Hybrid Active Learning via Deep Clustering for Video Action Detection

Per frame annotation of labels for video action detection is an expensive task that increases labeling cost as the dataset increases. In this work, we expand on prior work and focus on hybrid labeling approach - rank videos and select sparse (high utility) frames from those videos using active learning to minimize labeling cost. We propose Clustering-Aware Uncertainty Scoring (CLAUS) approach, a novel hybrid active learning strategy for labeling data to be used in video action detection task.

Project page

Visit the project page HERE for more details.

Description

This is an implementation for the CVPR 2023 paper titled: Hybrid Active Learning via Deep Clustering for Video Action Detection.

Pre-requisites

We developed our code base on Ubuntu 18.04 using anaconda3. We suggest to clone our anaconda environment using the following code:

$ conda create --name <env> --file spec-file.txt

Folder structure

The code expects UCF101 dataset in Datasets/UCF101 directory (same format as direct download from source).

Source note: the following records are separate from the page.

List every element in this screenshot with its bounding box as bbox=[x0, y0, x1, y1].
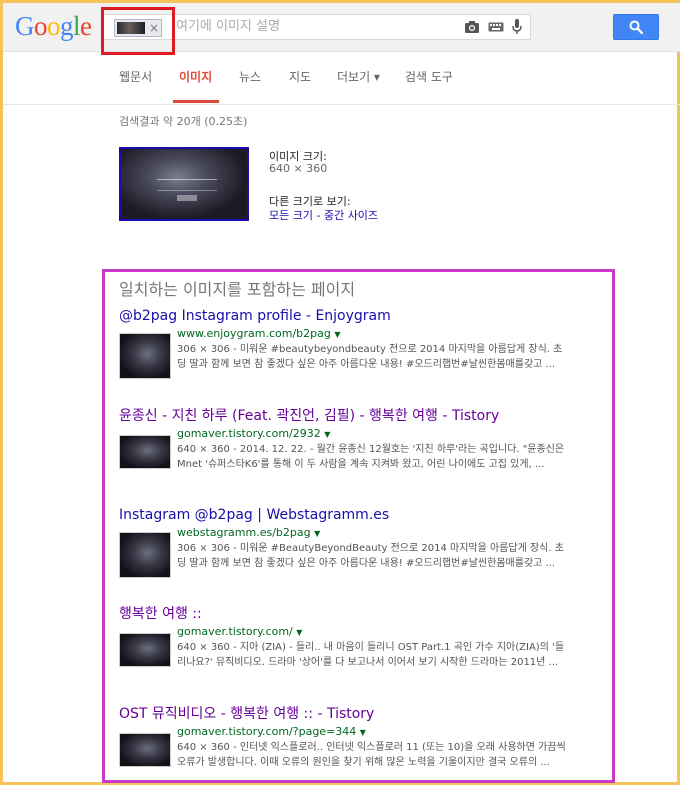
result-url[interactable]: gomaver.tistory.com/?page=344 ▼ bbox=[177, 725, 567, 740]
result-title-link[interactable]: 행복한 여행 :: bbox=[119, 605, 559, 623]
section-heading: 일치하는 이미지를 포함하는 페이지 bbox=[119, 280, 356, 299]
tab-web[interactable]: 웹문서 bbox=[119, 69, 152, 85]
result-thumbnail[interactable] bbox=[119, 532, 171, 578]
result-title-link[interactable]: OST 뮤직비디오 - 행복한 여행 :: - Tistory bbox=[119, 705, 559, 723]
logo-letter: o bbox=[47, 11, 61, 41]
caret-down-icon[interactable]: ▼ bbox=[324, 430, 330, 439]
result-title-link[interactable]: Instagram @b2pag | Webstagramm.es bbox=[119, 506, 559, 524]
result-meta: gomaver.tistory.com/ ▼ 640 × 360 - 지아 (Z… bbox=[177, 625, 567, 670]
result-item: 행복한 여행 :: gomaver.tistory.com/ ▼ 640 × 3… bbox=[119, 605, 564, 685]
logo-letter: o bbox=[34, 11, 48, 41]
result-snippet: 640 × 360 - 인터넷 익스플로러.. 인터넷 익스플로러 11 (또는… bbox=[177, 742, 566, 768]
query-image-thumbnail[interactable] bbox=[119, 147, 249, 221]
caret-down-icon[interactable]: ▼ bbox=[314, 529, 320, 538]
logo-letter: G bbox=[15, 11, 35, 41]
annotation-highlight-red bbox=[101, 7, 175, 55]
result-meta: gomaver.tistory.com/2932 ▼ 640 × 360 - 2… bbox=[177, 427, 567, 472]
result-stats: 검색결과 약 20개 (0.25초) bbox=[119, 115, 248, 128]
size-links: 모든 크기 - 중간 사이즈 bbox=[269, 207, 378, 223]
result-url-text: gomaver.tistory.com/2932 bbox=[177, 427, 321, 440]
result-title-link[interactable]: @b2pag Instagram profile - Enjoygram bbox=[119, 307, 559, 325]
caret-down-icon[interactable]: ▼ bbox=[296, 628, 302, 637]
result-body: www.enjoygram.com/b2pag ▼ 306 × 306 - 미워… bbox=[119, 327, 562, 387]
size-link-separator: - bbox=[312, 209, 324, 222]
result-meta: www.enjoygram.com/b2pag ▼ 306 × 306 - 미워… bbox=[177, 327, 567, 372]
result-item: OST 뮤직비디오 - 행복한 여행 :: - Tistory gomaver.… bbox=[119, 705, 566, 785]
result-item: Instagram @b2pag | Webstagramm.es websta… bbox=[119, 506, 564, 586]
all-sizes-link[interactable]: 모든 크기 bbox=[269, 209, 313, 222]
result-snippet: 640 × 360 - 2014. 12. 22. - 월간 윤종신 12월호는… bbox=[177, 444, 565, 470]
logo-letter: e bbox=[80, 11, 92, 41]
result-snippet: 640 × 360 - 지아 (ZIA) - 들리.. 내 마음이 들리니 OS… bbox=[177, 642, 565, 668]
query-image-overlay bbox=[157, 179, 217, 191]
result-url[interactable]: www.enjoygram.com/b2pag ▼ bbox=[177, 327, 567, 342]
image-size-value: 640 × 360 bbox=[269, 162, 328, 175]
search-button[interactable] bbox=[613, 14, 659, 40]
tab-news[interactable]: 뉴스 bbox=[239, 69, 261, 85]
result-body: webstagramm.es/b2pag ▼ 306 × 306 - 미워운 #… bbox=[119, 526, 564, 586]
google-logo[interactable]: Google bbox=[15, 10, 92, 42]
result-thumbnail[interactable] bbox=[119, 733, 171, 767]
keyboard-icon[interactable] bbox=[488, 22, 504, 32]
result-item: @b2pag Instagram profile - Enjoygram www… bbox=[119, 307, 562, 387]
query-image-caption-mark bbox=[177, 195, 197, 201]
result-title-link[interactable]: 윤종신 - 지친 하루 (Feat. 곽진언, 김필) - 행복한 여행 - T… bbox=[119, 407, 559, 425]
result-snippet: 306 × 306 - 미워운 #beautybeyondbeauty 전으로 … bbox=[177, 344, 563, 370]
result-thumbnail[interactable] bbox=[119, 435, 171, 469]
logo-letter: g bbox=[60, 11, 74, 41]
result-url[interactable]: gomaver.tistory.com/ ▼ bbox=[177, 625, 567, 640]
search-tabs: 웹문서 이미지 뉴스 지도 더보기 ▾ 검색 도구 bbox=[3, 52, 680, 105]
result-url-text: gomaver.tistory.com/ bbox=[177, 625, 293, 638]
result-url-text: gomaver.tistory.com/?page=344 bbox=[177, 725, 357, 738]
microphone-icon[interactable] bbox=[512, 19, 522, 35]
result-meta: gomaver.tistory.com/?page=344 ▼ 640 × 36… bbox=[177, 725, 567, 770]
result-body: gomaver.tistory.com/ ▼ 640 × 360 - 지아 (Z… bbox=[119, 625, 564, 685]
result-url-text: webstagramm.es/b2pag bbox=[177, 526, 311, 539]
medium-sizes-link[interactable]: 중간 사이즈 bbox=[324, 209, 378, 222]
tab-images[interactable]: 이미지 bbox=[179, 69, 212, 85]
result-url-text: www.enjoygram.com/b2pag bbox=[177, 327, 331, 340]
result-item: 윤종신 - 지친 하루 (Feat. 곽진언, 김필) - 행복한 여행 - T… bbox=[119, 407, 564, 487]
tab-more[interactable]: 더보기 ▾ bbox=[337, 69, 380, 85]
tab-search-tools[interactable]: 검색 도구 bbox=[405, 69, 453, 85]
search-input[interactable]: 여기에 이미지 설명 bbox=[176, 15, 280, 39]
caret-down-icon[interactable]: ▼ bbox=[360, 728, 366, 737]
result-url[interactable]: gomaver.tistory.com/2932 ▼ bbox=[177, 427, 567, 442]
search-tools bbox=[464, 19, 522, 35]
result-url[interactable]: webstagramm.es/b2pag ▼ bbox=[177, 526, 567, 541]
result-snippet: 306 × 306 - 미워운 #BeautyBeyondBeauty 전으로 … bbox=[177, 543, 564, 569]
logo-letter: l bbox=[73, 11, 81, 41]
result-body: gomaver.tistory.com/2932 ▼ 640 × 360 - 2… bbox=[119, 427, 564, 487]
result-body: gomaver.tistory.com/?page=344 ▼ 640 × 36… bbox=[119, 725, 566, 785]
result-thumbnail[interactable] bbox=[119, 333, 171, 379]
result-thumbnail[interactable] bbox=[119, 633, 171, 667]
caret-down-icon[interactable]: ▼ bbox=[334, 330, 340, 339]
active-tab-indicator bbox=[173, 100, 219, 103]
camera-icon[interactable] bbox=[464, 20, 480, 34]
tab-maps[interactable]: 지도 bbox=[289, 69, 311, 85]
result-meta: webstagramm.es/b2pag ▼ 306 × 306 - 미워운 #… bbox=[177, 526, 567, 571]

To use pretrained weights, please download charades pretrained i3d weights into weights directory from given link: https://github.com/piergiaj/pytorch-i3d/blob/master/models/rgb_charades.pt

The trained models will be saved under trained/active_learning/checkpoints_ucf101_capsules_i3d directory.

Saved auxilliary files will be inside files directory.

The labels/annotations for ucf101 is saved as pickle files for easier processing.

Training step

To train, place the data and weights in appropriate folder. Then follow these:
python3 train_ucf101_capsules.py <percent>

  1. Run ucf101_cluster.py to train model for current annotation set.

  2. Once trained, get the final model file name and put that in cluster_extract.py and ucf101_CLAUS.py and save the files.

  3. Run cluster_extract.py first. This will save the cluster values for the entire training set.

  4. Run ucf101_CAU.py after that. This will score each video using cluster and proximity and select videos and frames for annotation.